The best mode requirement focuses specifically on the best mode known to the inventor at the time the application is filed. It is a subjective standard. Suppose that the inventor faced with options A, B, and C with respect to a particular feature of the invention concludes at the time of filing that application A is the best mode. If it is subsequently determined that either B or C is in fact a better mode, this will not jeopardize the validity of the patent since the inventor has, in good faith, provided information to the best of his or her knowledge at the filing date.
While the concept of "best mode" will generally be interpreted as referring to what is technically best, this will not always be the case. For example, suppose the inventor recognizes that the best performance technically might be achieved by making a given component out of gold, silver, or platinum, but realizes that the cost of such a component would be unrealistic and, as a result, that approach would never be adopted commercially. It would be appropriate for the inventor to mention that the best mode would involve the manufacture of a component of aluminum or steel as being a technically satisfactory and economically practical material.
Since the best mode test is a subjective one, the inventor is not required to be an expert in the field, to perform extensive research to ascertain the best mode, or to understand how the invention works. Such credentials and activities are not otherwise required by the patent system, and the best mode requirement does not add a requirement of this type. All that is required is that the inventor fully share his or her state of knowledge on the issue as of the filing date. The inventor merely needs to teach another how to practice the invention through an appropriate enabling disclosure that complies with the best mode requirement.
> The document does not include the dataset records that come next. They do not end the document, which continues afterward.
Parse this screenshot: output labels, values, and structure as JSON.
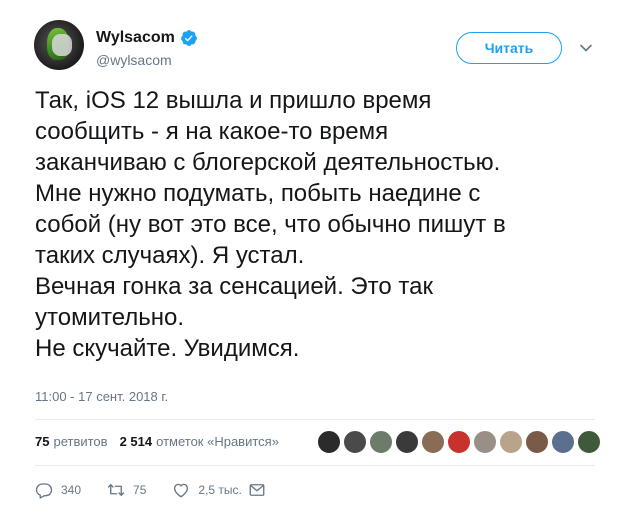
{
  "author": {
    "name": "Wylsacom",
    "handle": "@wylsacom",
    "avatar_icon": "avatar-photo",
    "verified_color": "#1da1f2"
  },
  "follow_button": {
    "label": "Читать"
  },
  "tweet": {
    "text": "Так, iOS 12 вышла и пришло время\nсообщить - я на какое-то время\nзаканчиваю с блогерской деятельностью.\nМне нужно подумать, побыть наедине с\nсобой (ну вот это все, что обычно пишут в\nтаких случаях). Я устал.\nВечная гонка за сенсацией. Это так\nутомительно.\nНе скучайте. Увидимся.",
    "timestamp": "11:00 - 17 сент. 2018 г."
  },
  "stats": {
    "retweets_count": "75",
    "retweets_label": "ретвитов",
    "likes_count": "2 514",
    "likes_label": "отметок «Нравится»",
    "face_colors": [
      "#2b2b2b",
      "#4a4a4a",
      "#6d7b6a",
      "#3a3a3a",
      "#8a6b55",
      "#c8322c",
      "#9a8f86",
      "#b8a48a",
      "#7a5b48",
      "#5b6f8f",
      "#3f5a3a"
    ]
  },
  "actions": {
    "replies": "340",
    "retweets": "75",
    "likes": "2,5 тыс.",
    "accent": "#657786"
  }
}
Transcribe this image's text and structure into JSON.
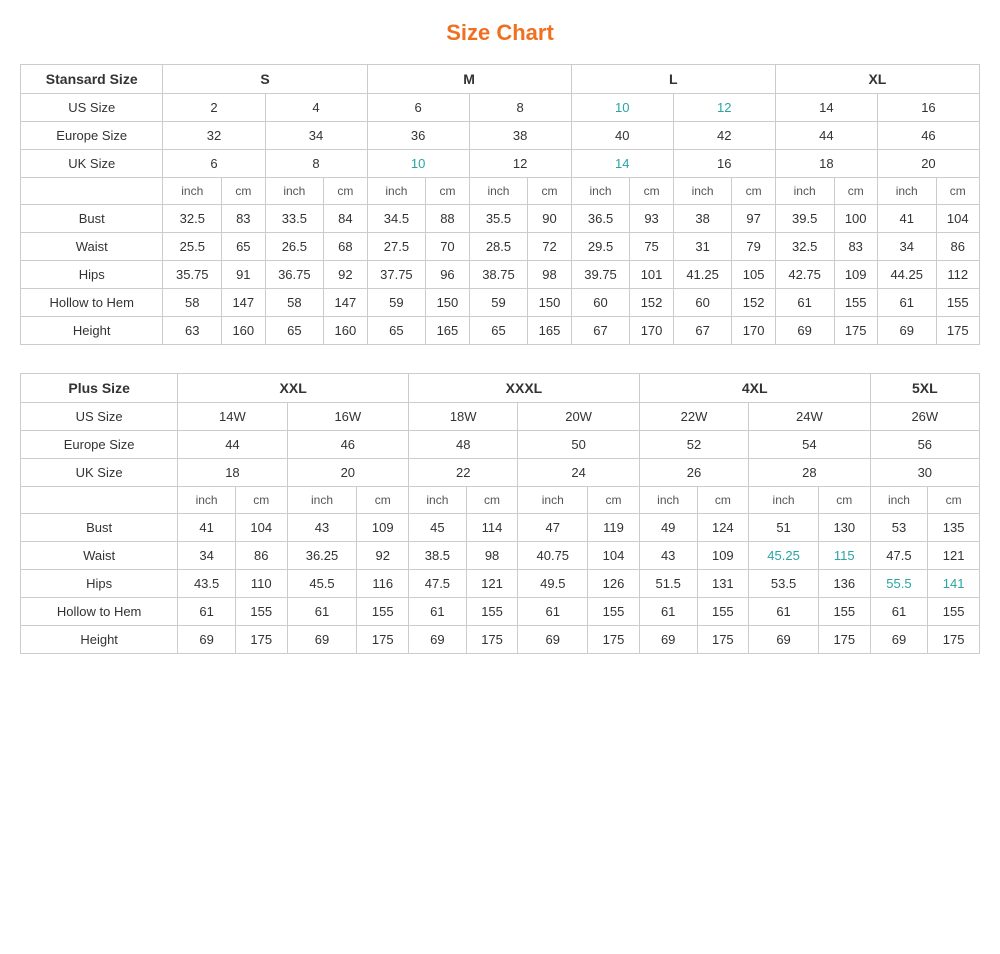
{
  "title": "Size Chart",
  "standard_table": {
    "headers": {
      "col1": "Stansard Size",
      "S": "S",
      "M": "M",
      "L": "L",
      "XL": "XL"
    },
    "us_size": {
      "label": "US Size",
      "values": [
        "2",
        "4",
        "6",
        "8",
        "10",
        "12",
        "14",
        "16"
      ]
    },
    "europe_size": {
      "label": "Europe Size",
      "values": [
        "32",
        "34",
        "36",
        "38",
        "40",
        "42",
        "44",
        "46"
      ]
    },
    "uk_size": {
      "label": "UK Size",
      "values": [
        "6",
        "8",
        "10",
        "12",
        "14",
        "16",
        "18",
        "20"
      ]
    },
    "units": [
      "inch",
      "cm",
      "inch",
      "cm",
      "inch",
      "cm",
      "inch",
      "cm",
      "inch",
      "cm",
      "inch",
      "cm",
      "inch",
      "cm",
      "inch",
      "cm"
    ],
    "bust": {
      "label": "Bust",
      "values": [
        "32.5",
        "83",
        "33.5",
        "84",
        "34.5",
        "88",
        "35.5",
        "90",
        "36.5",
        "93",
        "38",
        "97",
        "39.5",
        "100",
        "41",
        "104"
      ]
    },
    "waist": {
      "label": "Waist",
      "values": [
        "25.5",
        "65",
        "26.5",
        "68",
        "27.5",
        "70",
        "28.5",
        "72",
        "29.5",
        "75",
        "31",
        "79",
        "32.5",
        "83",
        "34",
        "86"
      ]
    },
    "hips": {
      "label": "Hips",
      "values": [
        "35.75",
        "91",
        "36.75",
        "92",
        "37.75",
        "96",
        "38.75",
        "98",
        "39.75",
        "101",
        "41.25",
        "105",
        "42.75",
        "109",
        "44.25",
        "112"
      ]
    },
    "hollow_to_hem": {
      "label": "Hollow to Hem",
      "values": [
        "58",
        "147",
        "58",
        "147",
        "59",
        "150",
        "59",
        "150",
        "60",
        "152",
        "60",
        "152",
        "61",
        "155",
        "61",
        "155"
      ]
    },
    "height": {
      "label": "Height",
      "values": [
        "63",
        "160",
        "65",
        "160",
        "65",
        "165",
        "65",
        "165",
        "67",
        "170",
        "67",
        "170",
        "69",
        "175",
        "69",
        "175"
      ]
    }
  },
  "plus_table": {
    "headers": {
      "col1": "Plus Size",
      "XXL": "XXL",
      "XXXL": "XXXL",
      "4XL": "4XL",
      "5XL": "5XL"
    },
    "us_size": {
      "label": "US Size",
      "values": [
        "14W",
        "16W",
        "18W",
        "20W",
        "22W",
        "24W",
        "26W"
      ]
    },
    "europe_size": {
      "label": "Europe Size",
      "values": [
        "44",
        "46",
        "48",
        "50",
        "52",
        "54",
        "56"
      ]
    },
    "uk_size": {
      "label": "UK Size",
      "values": [
        "18",
        "20",
        "22",
        "24",
        "26",
        "28",
        "30"
      ]
    },
    "units": [
      "inch",
      "cm",
      "inch",
      "cm",
      "inch",
      "cm",
      "inch",
      "cm",
      "inch",
      "cm",
      "inch",
      "cm",
      "inch",
      "cm"
    ],
    "bust": {
      "label": "Bust",
      "values": [
        "41",
        "104",
        "43",
        "109",
        "45",
        "114",
        "47",
        "119",
        "49",
        "124",
        "51",
        "130",
        "53",
        "135"
      ]
    },
    "waist": {
      "label": "Waist",
      "values": [
        "34",
        "86",
        "36.25",
        "92",
        "38.5",
        "98",
        "40.75",
        "104",
        "43",
        "109",
        "45.25",
        "115",
        "47.5",
        "121"
      ]
    },
    "hips": {
      "label": "Hips",
      "values": [
        "43.5",
        "110",
        "45.5",
        "116",
        "47.5",
        "121",
        "49.5",
        "126",
        "51.5",
        "131",
        "53.5",
        "136",
        "55.5",
        "141"
      ]
    },
    "hollow_to_hem": {
      "label": "Hollow to Hem",
      "values": [
        "61",
        "155",
        "61",
        "155",
        "61",
        "155",
        "61",
        "155",
        "61",
        "155",
        "61",
        "155",
        "61",
        "155"
      ]
    },
    "height": {
      "label": "Height",
      "values": [
        "69",
        "175",
        "69",
        "175",
        "69",
        "175",
        "69",
        "175",
        "69",
        "175",
        "69",
        "175",
        "69",
        "175"
      ]
    }
  }
}
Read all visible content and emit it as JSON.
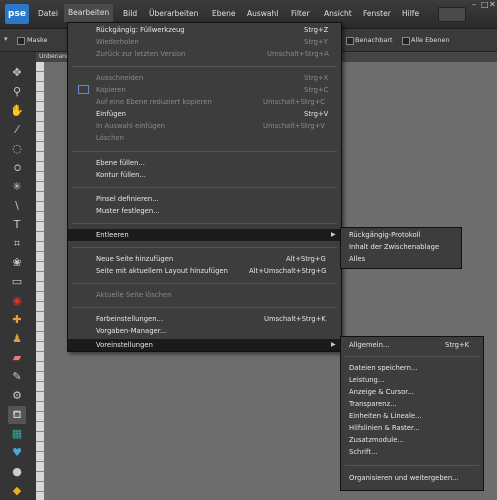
{
  "app": {
    "logo": "pse"
  },
  "menubar": {
    "items": [
      "Datei",
      "Bearbeiten",
      "Bild",
      "Überarbeiten",
      "Ebene",
      "Auswahl",
      "Filter",
      "Ansicht",
      "Fenster",
      "Hilfe"
    ],
    "window_controls": [
      "–",
      "□",
      "✕"
    ]
  },
  "options": {
    "maske": "Maske",
    "behandlung": "Benachbart",
    "alle_ebenen": "Alle Ebenen"
  },
  "document": {
    "tab": "Unbenannt"
  },
  "edit_menu": {
    "items": [
      {
        "label": "Rückgängig: Füllwerkzeug",
        "shortcut": "Strg+Z",
        "disabled": false
      },
      {
        "label": "Wiederholen",
        "shortcut": "Strg+Y",
        "disabled": true
      },
      {
        "label": "Zurück zur letzten Version",
        "shortcut": "Umschalt+Strg+A",
        "disabled": true
      },
      {
        "label": "Ausschneiden",
        "shortcut": "Strg+X",
        "disabled": true
      },
      {
        "label": "Kopieren",
        "shortcut": "Strg+C",
        "disabled": true
      },
      {
        "label": "Auf eine Ebene reduziert kopieren",
        "shortcut": "Umschalt+Strg+C",
        "disabled": true
      },
      {
        "label": "Einfügen",
        "shortcut": "Strg+V",
        "disabled": false
      },
      {
        "label": "In Auswahl einfügen",
        "shortcut": "Umschalt+Strg+V",
        "disabled": true
      },
      {
        "label": "Löschen",
        "shortcut": "",
        "disabled": true
      },
      {
        "label": "Ebene füllen...",
        "shortcut": "",
        "disabled": false
      },
      {
        "label": "Kontur füllen...",
        "shortcut": "",
        "disabled": false
      },
      {
        "label": "Pinsel definieren...",
        "shortcut": "",
        "disabled": false
      },
      {
        "label": "Muster festlegen...",
        "shortcut": "",
        "disabled": false
      },
      {
        "label": "Entleeren",
        "shortcut": "",
        "disabled": false
      },
      {
        "label": "Neue Seite hinzufügen",
        "shortcut": "Alt+Strg+G",
        "disabled": false
      },
      {
        "label": "Seite mit aktuellem Layout hinzufügen",
        "shortcut": "Alt+Umschalt+Strg+G",
        "disabled": false
      },
      {
        "label": "Aktuelle Seite löschen",
        "shortcut": "",
        "disabled": true
      },
      {
        "label": "Farbeinstellungen...",
        "shortcut": "Umschalt+Strg+K",
        "disabled": false
      },
      {
        "label": "Vorgaben-Manager...",
        "shortcut": "",
        "disabled": false
      },
      {
        "label": "Voreinstellungen",
        "shortcut": "",
        "disabled": false
      }
    ]
  },
  "entleeren_submenu": [
    "Rückgängig-Protokoll",
    "Inhalt der Zwischenablage",
    "Alles"
  ],
  "prefs_submenu": {
    "allgemein": "Allgemein...",
    "allgemein_shortcut": "Strg+K",
    "items": [
      "Dateien speichern...",
      "Leistung...",
      "Anzeige & Cursor...",
      "Transparenz...",
      "Einheiten & Lineale...",
      "Hilfslinien & Raster...",
      "Zusatzmodule...",
      "Schrift..."
    ],
    "last": "Organisieren und weitergeben..."
  }
}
The nature of the technology and complexity of the invention can have a significant influence on how much an inventor must disclose in order to satisfy the best mode requirement. There is no need to clutter a patent application with words and drawings that disclose details that would be well known to those skilled in the art. For example, if a set screw is employed in the invention, it is not necessary to state that a screwdriver should be employed to adjust the position of the screw. When in doubt, however, it is best to err in the direction of providing too much information rather than too little.
An inventor might conclude that any of a group of solvents usable in the invention would perform equally well. It is not necessary for the inventor to make a judgment call and select a specific solvent. The inventor might state that the best mode of practicing the invention involves using a solvent selected from the group consisting of X, Y, and Z. Alternatively, the inventor might describe the solvent according to the desired properties found in solvents that give the best performance.
In general, the best practice is for the inventor to provide a full disclosure to the patent attorney and for the two of them to make decisions regarding what should be disclosed in the application in order to make sure that there has been compliance with the best mode requirement. All decisions must be handled on a case-by-case basis. It is of utmost importance that the inventor act in good faith and direct attention to the best mode requirement.
If this evaluation of the best mode is handled on a good faith basis with full disclosure of the inventor's state of knowledge at the time the application is filed, changes in the invention subsequent to the filing of the patent application are irrelevant to this issue.
In summary, honesty and good faith are the key elements required to avoid a challenge to validity of any resultant patent based upon failure to comply with this standard.